Nucléaire civil : les arguments en sa faveur s’amenuisent chaque jour !

Vue satellite de la centrale de Fukushima après les explosions des réacteurs

Deux grands arguments plaideraient pour le nucléaire, selon ses partisans : la « propreté » du processus de production, qui  mobilise peu d’énergie carbonée et le faible coût de l’électricité produite.

Les péripéties de plus en plus spectaculaires (Cigeo / Bure, Areva / Malvési) liées au traitement et au stockage des déchets produits par les centrales nucléaires mettent à mal l’argument de la « propreté » auprès d’un public de plus en plus large…

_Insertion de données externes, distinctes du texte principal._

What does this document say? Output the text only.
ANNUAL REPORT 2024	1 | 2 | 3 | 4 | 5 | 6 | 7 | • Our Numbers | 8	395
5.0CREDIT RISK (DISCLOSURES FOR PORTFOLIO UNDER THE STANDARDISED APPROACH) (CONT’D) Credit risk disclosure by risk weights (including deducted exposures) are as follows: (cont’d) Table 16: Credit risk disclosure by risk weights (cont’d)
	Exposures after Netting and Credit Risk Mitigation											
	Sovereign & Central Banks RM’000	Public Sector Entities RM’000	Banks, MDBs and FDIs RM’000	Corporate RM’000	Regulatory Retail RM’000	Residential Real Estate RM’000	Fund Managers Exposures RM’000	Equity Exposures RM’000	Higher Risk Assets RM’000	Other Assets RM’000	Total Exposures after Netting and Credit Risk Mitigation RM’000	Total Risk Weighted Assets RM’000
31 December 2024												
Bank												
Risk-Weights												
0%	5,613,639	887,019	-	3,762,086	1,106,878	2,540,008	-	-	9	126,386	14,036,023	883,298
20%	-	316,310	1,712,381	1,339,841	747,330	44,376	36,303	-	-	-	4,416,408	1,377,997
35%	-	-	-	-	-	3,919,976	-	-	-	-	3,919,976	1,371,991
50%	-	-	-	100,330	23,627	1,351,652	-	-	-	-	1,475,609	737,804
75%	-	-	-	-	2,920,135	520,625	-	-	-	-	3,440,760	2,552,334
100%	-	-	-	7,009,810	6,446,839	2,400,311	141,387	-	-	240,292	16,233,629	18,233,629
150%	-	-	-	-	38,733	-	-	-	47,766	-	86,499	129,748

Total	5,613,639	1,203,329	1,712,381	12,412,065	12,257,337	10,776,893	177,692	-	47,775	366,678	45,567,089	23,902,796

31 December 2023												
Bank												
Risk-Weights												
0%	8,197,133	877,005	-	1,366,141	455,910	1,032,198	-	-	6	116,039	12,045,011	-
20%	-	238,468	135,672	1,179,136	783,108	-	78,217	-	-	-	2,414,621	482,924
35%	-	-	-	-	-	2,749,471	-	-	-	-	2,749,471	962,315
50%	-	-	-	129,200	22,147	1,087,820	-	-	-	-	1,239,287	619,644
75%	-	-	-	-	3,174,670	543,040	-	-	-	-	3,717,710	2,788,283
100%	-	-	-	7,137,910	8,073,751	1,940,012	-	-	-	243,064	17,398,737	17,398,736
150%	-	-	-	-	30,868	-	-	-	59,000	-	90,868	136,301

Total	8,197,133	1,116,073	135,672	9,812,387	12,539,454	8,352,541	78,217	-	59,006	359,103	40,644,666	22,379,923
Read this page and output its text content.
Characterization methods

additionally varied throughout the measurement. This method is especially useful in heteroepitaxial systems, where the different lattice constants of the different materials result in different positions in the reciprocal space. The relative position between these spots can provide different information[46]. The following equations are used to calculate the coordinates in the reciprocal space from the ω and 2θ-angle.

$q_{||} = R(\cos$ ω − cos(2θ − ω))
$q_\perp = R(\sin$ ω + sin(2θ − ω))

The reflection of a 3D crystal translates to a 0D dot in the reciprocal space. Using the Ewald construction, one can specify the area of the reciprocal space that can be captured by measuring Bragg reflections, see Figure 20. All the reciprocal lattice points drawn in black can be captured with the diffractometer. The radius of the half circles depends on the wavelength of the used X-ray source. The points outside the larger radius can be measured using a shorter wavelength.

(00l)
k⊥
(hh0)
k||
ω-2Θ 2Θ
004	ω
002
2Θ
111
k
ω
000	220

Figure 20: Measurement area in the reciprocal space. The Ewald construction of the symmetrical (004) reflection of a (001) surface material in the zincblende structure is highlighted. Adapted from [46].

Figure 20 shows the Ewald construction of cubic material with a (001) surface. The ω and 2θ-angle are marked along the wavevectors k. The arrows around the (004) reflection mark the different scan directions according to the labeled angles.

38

Il en est de même pour la question du coût de l’énergie produite : le lobby pro-nucléaire ne cesse d’affirmer que si la France produisait toute son électricité à partir de sources renouvelables, la facture présentée au consommateur par EDF exploserait…

Selon un rapport de la Cour des Comptes publié en 2016, le solaire photovoltaïque et l’éolien terrestre coûteraient en réalité déjà moins cher que le nucléaire et la tendance ne ferait que s’accentuer…

Quelques chiffres :

  • la Cour des Comptes estimait le coût d’un mégawatheure (MWh) à 62,60 €
    (il s’agit dune estimation optimiste n’intégrant pas le coût réel de la gestion des déchets et du démantèlement des centrales),
  • dans le cas d’une prolongation de la vie des centrales, qui nécessiterait un investissement de 100 Milliards €, le coût du MWh s’élèverait à 70 €/Mwh,
  • dans le cas d’un EPR (Hinkley Point), le contrat passé entre EDF et le Royaume-Uni fixe le coût de production à 110 €/MWh,
  • actuellement, le coût de production d’une centrale photovoltaïque au sol est situé par l’ADEME entre 64 €/MWh et 164 €/MWh selon l’exposition et la latitude et ce coût devrait chuter de 35% d’ici à 2025,
  • pour l’éolien terrestre, selon les sites et l’ancienneté des machines, le coût varie : en France entre 50 et 108 € le MWh, tandis qu’au Danemark un marché a été conclu fin 2016 pour la fourniture d’une électricité à 50 € le MWh.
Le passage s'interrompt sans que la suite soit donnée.